O büyük kapının önünde saatlerce bekliyorsunuz. Nikolay ortada görünmüyor. Yoldan başkaları geçiyor. Genç yaşlı kadın erkek, hepsi sakat ve hastalıklı. Kimileri birbirine yaslanarak yürüyor. Şallar soğuktan titreyen omuzlara örtülüyor, çopur yüzler peçelerin ardına gizleniyor, tahta bacaklar kaldırımda ritmik sesler çıkarıyor. Bazan birisi tökezleyip düşüyor. Kimse düşenleri yerden kaldırmıyor. Sokaklarda ölüm var. Biliyorsunuz.
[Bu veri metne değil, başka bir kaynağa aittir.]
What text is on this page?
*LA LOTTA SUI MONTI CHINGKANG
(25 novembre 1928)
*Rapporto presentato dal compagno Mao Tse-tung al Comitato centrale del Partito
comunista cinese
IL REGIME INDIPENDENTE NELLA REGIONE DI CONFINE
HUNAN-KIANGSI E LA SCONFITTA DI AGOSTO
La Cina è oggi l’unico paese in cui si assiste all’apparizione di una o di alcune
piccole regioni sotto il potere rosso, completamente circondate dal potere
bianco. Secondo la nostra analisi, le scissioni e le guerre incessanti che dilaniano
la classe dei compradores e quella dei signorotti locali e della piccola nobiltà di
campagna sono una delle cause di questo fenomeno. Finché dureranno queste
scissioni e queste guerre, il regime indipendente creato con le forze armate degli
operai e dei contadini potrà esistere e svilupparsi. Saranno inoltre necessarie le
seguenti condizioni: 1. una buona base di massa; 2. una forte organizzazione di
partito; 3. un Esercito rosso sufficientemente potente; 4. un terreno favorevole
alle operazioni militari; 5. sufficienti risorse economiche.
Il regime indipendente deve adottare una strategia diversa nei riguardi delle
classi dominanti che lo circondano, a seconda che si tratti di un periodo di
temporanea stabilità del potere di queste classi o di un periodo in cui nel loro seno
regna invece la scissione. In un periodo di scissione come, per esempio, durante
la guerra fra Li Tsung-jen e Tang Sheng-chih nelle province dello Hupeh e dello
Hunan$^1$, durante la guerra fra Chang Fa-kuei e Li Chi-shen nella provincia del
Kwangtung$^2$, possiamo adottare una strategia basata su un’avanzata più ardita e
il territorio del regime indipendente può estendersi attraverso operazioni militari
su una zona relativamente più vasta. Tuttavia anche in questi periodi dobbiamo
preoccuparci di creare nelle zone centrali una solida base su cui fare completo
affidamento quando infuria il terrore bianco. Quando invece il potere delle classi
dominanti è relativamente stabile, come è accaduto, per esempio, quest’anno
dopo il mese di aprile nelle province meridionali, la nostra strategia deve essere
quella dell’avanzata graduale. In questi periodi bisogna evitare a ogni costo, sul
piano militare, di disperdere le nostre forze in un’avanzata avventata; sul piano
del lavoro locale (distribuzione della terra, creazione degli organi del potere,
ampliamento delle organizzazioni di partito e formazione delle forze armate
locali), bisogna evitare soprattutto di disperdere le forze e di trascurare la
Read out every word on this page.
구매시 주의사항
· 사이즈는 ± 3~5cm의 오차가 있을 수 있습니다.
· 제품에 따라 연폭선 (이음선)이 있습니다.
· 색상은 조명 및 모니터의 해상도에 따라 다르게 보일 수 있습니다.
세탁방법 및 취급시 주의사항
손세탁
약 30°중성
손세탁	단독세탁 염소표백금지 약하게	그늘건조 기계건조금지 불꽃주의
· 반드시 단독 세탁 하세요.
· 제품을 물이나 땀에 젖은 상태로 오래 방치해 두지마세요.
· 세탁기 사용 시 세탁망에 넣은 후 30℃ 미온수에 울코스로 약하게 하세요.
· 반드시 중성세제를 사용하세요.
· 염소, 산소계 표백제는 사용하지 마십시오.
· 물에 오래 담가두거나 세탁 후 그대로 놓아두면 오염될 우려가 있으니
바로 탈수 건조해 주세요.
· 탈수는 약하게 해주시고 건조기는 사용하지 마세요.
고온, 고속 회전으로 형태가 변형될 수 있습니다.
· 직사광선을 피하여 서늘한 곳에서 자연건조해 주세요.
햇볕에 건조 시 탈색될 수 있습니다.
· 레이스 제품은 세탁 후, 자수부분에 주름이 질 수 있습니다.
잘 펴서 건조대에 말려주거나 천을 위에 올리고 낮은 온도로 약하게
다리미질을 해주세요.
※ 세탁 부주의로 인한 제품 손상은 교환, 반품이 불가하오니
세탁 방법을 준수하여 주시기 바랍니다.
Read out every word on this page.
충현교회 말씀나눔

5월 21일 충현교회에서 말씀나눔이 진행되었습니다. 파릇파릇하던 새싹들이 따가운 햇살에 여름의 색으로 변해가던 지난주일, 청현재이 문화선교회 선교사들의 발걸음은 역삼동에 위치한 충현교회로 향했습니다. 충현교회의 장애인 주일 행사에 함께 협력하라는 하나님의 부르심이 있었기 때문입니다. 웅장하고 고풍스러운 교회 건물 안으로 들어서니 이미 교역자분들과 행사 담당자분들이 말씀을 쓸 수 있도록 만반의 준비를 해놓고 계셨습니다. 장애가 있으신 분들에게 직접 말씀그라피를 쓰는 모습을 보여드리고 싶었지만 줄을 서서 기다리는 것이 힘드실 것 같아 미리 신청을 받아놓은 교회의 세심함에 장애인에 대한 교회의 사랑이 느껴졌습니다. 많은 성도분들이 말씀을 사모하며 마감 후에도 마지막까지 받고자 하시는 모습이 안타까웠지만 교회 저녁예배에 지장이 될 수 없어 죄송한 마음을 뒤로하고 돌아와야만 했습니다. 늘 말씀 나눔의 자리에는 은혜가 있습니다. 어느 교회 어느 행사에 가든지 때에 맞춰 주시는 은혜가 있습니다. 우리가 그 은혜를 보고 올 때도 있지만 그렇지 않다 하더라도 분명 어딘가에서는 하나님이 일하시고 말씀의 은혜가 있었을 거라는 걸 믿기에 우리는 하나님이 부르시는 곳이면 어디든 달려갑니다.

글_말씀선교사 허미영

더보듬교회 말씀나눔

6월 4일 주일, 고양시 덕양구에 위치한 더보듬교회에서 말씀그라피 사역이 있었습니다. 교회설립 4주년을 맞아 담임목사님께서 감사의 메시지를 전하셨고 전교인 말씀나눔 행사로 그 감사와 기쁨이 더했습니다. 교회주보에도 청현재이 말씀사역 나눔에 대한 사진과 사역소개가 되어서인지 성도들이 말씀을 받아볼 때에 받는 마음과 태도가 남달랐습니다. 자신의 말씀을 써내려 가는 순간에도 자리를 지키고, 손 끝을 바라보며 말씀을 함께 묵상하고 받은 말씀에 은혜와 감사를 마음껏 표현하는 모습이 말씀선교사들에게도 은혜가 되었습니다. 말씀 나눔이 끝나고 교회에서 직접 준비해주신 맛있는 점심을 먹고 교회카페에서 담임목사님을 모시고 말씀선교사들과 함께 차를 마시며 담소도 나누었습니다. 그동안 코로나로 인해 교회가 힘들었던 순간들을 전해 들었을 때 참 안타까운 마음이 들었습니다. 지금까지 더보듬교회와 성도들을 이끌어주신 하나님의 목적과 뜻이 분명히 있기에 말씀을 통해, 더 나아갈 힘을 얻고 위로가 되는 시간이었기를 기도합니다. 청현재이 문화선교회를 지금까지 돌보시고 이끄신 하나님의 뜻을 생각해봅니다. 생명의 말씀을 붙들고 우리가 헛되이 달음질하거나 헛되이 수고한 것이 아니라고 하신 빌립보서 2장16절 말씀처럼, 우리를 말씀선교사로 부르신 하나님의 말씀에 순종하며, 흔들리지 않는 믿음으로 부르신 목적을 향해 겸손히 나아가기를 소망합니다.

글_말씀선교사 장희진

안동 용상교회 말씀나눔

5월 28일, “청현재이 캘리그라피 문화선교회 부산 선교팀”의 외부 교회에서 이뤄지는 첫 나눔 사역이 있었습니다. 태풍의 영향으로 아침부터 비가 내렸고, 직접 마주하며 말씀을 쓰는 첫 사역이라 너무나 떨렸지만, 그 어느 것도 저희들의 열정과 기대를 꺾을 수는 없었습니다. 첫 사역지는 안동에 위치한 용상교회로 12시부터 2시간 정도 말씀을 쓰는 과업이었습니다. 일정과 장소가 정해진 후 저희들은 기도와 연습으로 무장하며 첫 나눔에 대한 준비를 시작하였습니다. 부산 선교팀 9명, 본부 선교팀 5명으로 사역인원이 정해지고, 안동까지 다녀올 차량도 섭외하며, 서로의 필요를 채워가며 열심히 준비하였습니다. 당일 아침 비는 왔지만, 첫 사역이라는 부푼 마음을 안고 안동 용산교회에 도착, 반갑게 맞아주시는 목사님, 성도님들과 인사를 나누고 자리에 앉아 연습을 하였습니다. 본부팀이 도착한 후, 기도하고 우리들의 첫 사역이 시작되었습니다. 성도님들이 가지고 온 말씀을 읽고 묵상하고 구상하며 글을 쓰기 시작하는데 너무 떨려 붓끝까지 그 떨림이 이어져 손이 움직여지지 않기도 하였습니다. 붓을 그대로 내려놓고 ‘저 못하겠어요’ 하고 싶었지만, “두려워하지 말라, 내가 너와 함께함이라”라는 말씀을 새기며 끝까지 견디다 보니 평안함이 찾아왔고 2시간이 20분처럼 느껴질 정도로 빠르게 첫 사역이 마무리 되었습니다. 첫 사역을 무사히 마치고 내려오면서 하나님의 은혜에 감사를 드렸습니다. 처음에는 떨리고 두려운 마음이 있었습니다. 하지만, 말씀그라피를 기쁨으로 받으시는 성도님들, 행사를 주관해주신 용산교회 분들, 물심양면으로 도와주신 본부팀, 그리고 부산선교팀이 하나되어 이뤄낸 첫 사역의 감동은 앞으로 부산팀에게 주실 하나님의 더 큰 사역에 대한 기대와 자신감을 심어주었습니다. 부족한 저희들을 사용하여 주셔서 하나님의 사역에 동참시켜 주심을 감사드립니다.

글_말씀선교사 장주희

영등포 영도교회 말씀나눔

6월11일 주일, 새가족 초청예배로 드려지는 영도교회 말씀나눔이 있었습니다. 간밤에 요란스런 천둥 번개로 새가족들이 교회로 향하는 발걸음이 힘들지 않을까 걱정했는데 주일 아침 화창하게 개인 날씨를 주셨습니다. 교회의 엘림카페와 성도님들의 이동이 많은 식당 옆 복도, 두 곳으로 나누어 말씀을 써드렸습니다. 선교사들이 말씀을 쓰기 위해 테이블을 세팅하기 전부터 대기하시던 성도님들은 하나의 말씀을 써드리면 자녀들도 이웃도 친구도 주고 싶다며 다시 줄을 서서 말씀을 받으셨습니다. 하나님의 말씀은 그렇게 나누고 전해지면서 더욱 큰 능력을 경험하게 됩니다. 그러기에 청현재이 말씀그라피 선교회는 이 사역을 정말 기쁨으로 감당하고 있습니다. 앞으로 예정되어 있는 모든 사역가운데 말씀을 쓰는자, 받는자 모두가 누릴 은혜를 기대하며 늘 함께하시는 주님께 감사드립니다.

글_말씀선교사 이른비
Sonra ‘O’nu görüyorsunuz. Sokağın başında beliriyor. Ölümün ta kendisi bu. Dev kanatları ve şekilsiz vücuduyla yalpalayarak yürüyor. Etrafa hastalık saçıyor. Dokunduğu her şey çürüyüp dökülüyor. İnsanlar kaçışıyorlar. Koşamayacak kadar zayıf olanlar yakalanıyor. Ahşap kapının arkasından olanları izliyorsunuz. Korkudan bacaklarınız tutmuyor.
Nikolay’ı bulmalısınız. Gözleriniz sokağı araştırıyor. Sayıklar gibi ismini tekrar ediyorsunuz: “Nikolay! Nikolay! Nikolay!” Geldi gelecek sanki. Yakınlarda bir yerde olduğunu hissediyorsunuz. Ama gelmiyor.
Gözünüzün ucuyla yaratığı izliyorsunuz. Yüzüne bakamazsınız. Olanaksız bu. Size doğru hiç acele etmeden, yavaş yavaş ilerliyor. Aradığı sizsiniz. Biliyorsunuz, bu sefer sizin için geliyor. Şekilsiz pis kokulu bedeninin üzerinize kapandığını görür gibi oluyorsunuz. Korkuyorsunuz. Çok korkuyorsunuz. Dayanamayacaksınız. Ölmek istemiyorsunuz. Tahta kapıyı kapatıp sürgüyü çekiyorsunuz. Demir mazgallar ahşabın üzerine iniyor.
Nikolay kapının arkasında kalıyor. Onu ölüme terkediyorsunuz.
Artık kendinizi kandıramazsınız. Kötü birisiniz siz.